Les salariés dévoués plus exposés

S'il s'avère donc complexe de dresser un profil type de personnes à risque, les experts s'accordent toutefois sur un point : le burn-out touche d'abord les salariés dévoués et impliqués. "C'est la maladie des meilleurs, et non des fainéants", confirme Pierre-Eric Sutter, brisant au passage certaines idées reçues. Et d'ajouter : "il s'agit d'individus qui ont un rapport très fort au travail. Or, face à des objectifs inatteignables ou des conditions de travail trop dégradées, ils finissent par s'effondrer."
Il est donc important pour les managers de proximité de détecter au plus tôt un comportement pouvant aboutir à un burn-out. Voici quatre phases d'un processus allant du plaisir au travail à l'épuisement professionnel, et pouvant s'étaler sur plusieurs mois.

Étape 1 : le plaisir au travail

Dynamique voire enthousiaste, votre salarié affiche une réelle satisfaction au bureau. Soucieux de se surpasser, il accepte les aspects complexes ou négatifs de son boulot en affichant une motivation et persévérance à toute épreuve.

Étape 2 : le surengagement

Soumis à une charge de travail importante, voire excessive, le salarié laisse peu à peu son environnement professionnel envahir sa vie privée. Le temps de travail dépasse de manière régulière les 10 à 12 heures par jour, si bien que le surengagement n'est plus ponctuel, mais totalement chronique.

Étape 3 : l'acharnement

Le salarié ne parvient plus à se déconnecter du travail. Obsédé par l'atteinte des objectifs, "il se met une pression tellement incroyable que son travail baisse notoirement en qualité", commente Pierre-Eric Sutter. Le plaisir laisse alors place à un comportement négatif : anxiété, plaintes quotidiennes, brouille avec ses collègues... Autant d'attitudes qui cachent une baisse d'estime de soi. "À ce stade, le salarié 'work addicted' est dans un état si compulsif, qu'il acceptera très difficilement qu'on lui allège sa charge de travail.

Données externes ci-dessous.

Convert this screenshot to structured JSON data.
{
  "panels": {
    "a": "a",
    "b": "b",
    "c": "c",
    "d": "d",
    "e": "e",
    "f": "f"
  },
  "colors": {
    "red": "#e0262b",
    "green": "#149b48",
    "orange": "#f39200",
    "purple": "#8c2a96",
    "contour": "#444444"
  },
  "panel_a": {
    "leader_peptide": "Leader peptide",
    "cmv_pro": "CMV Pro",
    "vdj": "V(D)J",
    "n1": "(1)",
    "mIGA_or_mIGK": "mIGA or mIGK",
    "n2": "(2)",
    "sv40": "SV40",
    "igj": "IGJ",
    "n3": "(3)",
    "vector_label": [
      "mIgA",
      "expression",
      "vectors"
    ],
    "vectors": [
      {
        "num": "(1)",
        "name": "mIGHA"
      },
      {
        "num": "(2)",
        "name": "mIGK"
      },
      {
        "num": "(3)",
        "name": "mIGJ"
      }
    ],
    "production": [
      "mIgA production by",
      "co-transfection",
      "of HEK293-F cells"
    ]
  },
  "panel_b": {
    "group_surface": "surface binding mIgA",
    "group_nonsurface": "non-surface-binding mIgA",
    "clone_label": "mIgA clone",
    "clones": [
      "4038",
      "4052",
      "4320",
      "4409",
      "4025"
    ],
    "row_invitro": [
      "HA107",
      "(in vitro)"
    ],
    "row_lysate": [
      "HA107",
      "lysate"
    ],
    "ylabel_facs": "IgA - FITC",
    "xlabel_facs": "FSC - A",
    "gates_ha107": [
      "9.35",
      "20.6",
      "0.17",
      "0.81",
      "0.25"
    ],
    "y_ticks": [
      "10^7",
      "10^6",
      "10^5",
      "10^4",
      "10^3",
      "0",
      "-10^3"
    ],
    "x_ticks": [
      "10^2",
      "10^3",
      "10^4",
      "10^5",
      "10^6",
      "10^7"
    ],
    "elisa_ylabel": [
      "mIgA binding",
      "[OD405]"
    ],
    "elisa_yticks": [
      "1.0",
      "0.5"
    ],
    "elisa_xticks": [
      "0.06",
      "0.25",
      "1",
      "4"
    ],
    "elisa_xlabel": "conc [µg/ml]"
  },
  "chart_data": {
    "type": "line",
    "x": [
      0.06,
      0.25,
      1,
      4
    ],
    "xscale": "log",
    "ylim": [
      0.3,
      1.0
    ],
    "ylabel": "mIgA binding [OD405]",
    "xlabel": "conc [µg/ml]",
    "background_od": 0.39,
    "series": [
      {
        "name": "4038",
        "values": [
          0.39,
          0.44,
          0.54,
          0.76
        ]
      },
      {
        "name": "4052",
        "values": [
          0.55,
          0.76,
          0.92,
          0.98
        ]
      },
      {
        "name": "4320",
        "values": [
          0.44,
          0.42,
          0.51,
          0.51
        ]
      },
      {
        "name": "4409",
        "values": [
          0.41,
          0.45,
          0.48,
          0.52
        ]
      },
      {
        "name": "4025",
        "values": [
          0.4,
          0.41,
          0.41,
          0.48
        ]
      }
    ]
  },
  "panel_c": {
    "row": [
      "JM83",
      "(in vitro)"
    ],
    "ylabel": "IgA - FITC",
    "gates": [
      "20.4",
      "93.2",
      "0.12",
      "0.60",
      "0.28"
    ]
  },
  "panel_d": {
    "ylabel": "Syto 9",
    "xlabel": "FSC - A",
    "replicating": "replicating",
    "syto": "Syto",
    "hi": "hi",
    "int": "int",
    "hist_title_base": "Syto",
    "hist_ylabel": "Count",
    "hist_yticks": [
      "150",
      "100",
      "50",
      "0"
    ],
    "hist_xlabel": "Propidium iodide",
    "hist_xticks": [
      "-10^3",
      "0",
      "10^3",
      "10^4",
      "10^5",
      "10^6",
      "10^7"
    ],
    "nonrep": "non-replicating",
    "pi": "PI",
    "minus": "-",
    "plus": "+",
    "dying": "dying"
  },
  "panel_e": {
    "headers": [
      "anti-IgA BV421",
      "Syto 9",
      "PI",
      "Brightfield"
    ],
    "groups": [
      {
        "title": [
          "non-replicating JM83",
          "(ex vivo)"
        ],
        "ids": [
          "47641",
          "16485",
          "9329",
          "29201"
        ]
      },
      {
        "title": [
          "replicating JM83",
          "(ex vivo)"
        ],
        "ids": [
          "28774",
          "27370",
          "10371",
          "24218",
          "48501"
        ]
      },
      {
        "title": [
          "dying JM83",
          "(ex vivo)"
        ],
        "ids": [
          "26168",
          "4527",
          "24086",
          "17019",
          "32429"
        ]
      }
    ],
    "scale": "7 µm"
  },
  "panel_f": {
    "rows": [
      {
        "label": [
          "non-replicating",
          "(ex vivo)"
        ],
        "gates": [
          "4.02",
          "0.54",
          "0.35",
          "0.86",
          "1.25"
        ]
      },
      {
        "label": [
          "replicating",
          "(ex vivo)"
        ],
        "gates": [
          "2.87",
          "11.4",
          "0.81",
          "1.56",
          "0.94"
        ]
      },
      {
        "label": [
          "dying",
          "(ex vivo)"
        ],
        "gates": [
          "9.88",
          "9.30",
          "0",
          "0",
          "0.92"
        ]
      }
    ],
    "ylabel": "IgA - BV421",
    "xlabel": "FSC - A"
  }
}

Une décision qui renforcera son sentiment d'échec", indique Cyril Cosar, psychologue clinicien.

Étape 4 : l'effondrement

C'est la dernière étape, inexorable : le salarié craque littéralement. Amorphe, il perd toute sa capacité de réaction et tombe en dépression. A contrario, des excès de violence peuvent survenir. Soit à l'encontre des collègues ou des clients, soit à l'encontre du salarié lui-même : le passage à l'acte suicidaire.
Pour éviter un tel engrenage, "le travail de prévention doit être effectué en amont, en général durant l'étape 2, celle du surengagement", recommande Cyril Cosar. C'est l'étape du "pré burn-out" où les premières manifestations physiques apparaissent : crampes d'estomac, troubles du sommeil, migraines, malaises... "Plus ces troubles s'accompagnent de symptômes émotionnels et psychiques -sentiment d'angoisse et de découragement, perte de mémoire,etc.- plus votre salarié évolue vers le stade de l'acharnement, qui constitue bien souvent un point de non-retour", indique Cyril Cosar.
Avant d'arriver à un tel tableau clinique, vous devez identifier les salariés en état de surengagement chronique et faire de la prévention via des entretiens individualisés. Car c'est cette cible, soucieuse de "surperformer", qui est le plus exposé au risque de burn-out. Même si un tel scénario catastrophe n'est pas, fort heureusement, systématique. "Encore une fois, tous les individus ne sont pas égaux face à ce fléau, résultant de causes autant psychologiques qu'organisationnelles", répète Cyril Cosar. Soyez vigilant et à l'écoute de vos équipes.